In Pennsylvania, a tear has left
youngish ducts, and blood has replaced it.
A schoolhouse was cold. In the wind comes more cold,
and comes a nightmare, dank at its edges,
dank as grass smothered under storms,
When blood played a part it never played,
painting the floorboards a crimson no one
desired; leaving lesson plans scarred and drenched.

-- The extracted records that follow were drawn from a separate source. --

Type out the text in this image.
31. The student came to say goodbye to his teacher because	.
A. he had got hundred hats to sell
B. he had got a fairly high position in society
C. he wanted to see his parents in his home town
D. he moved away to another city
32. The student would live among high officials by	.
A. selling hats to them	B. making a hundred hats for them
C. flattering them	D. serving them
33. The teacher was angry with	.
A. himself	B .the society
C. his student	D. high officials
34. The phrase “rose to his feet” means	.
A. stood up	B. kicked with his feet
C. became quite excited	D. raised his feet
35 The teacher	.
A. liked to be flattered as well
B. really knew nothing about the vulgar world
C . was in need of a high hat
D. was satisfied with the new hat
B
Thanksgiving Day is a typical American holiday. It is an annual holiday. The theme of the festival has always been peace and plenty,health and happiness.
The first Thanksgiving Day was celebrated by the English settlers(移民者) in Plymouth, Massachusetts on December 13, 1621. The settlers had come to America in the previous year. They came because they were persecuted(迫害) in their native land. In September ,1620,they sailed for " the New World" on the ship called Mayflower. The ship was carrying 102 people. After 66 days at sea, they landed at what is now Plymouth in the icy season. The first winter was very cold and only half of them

Everything in Lancaster seems born
under goatmilk skies stretched smoothly out
toward clean homes; curios, too simple for wires,
and breathing like rain in the fields of a broad farm.
It is they who see this, who can grasp a purity,
who believe thoughts are durable as hebrew staffs.
They stamp out memories of unknown mortals.
There is the penchant to live in the smoke of death -
yet there are drawn carriages steeped in sound,
carriages and the mind of Emmanuel,
and the toughened hooves teaching the sound;
a brilliance lives in stalwart value.
Standing against the world will not collapse it:
nor girls, treasurers someone wants to keep,
when the world enters on vile days: they exit nobly.
The sun dies - no sense stays the same,
no measure of curls, or ponytails keeps its color.
Stains were firebrick red. Night negates peace.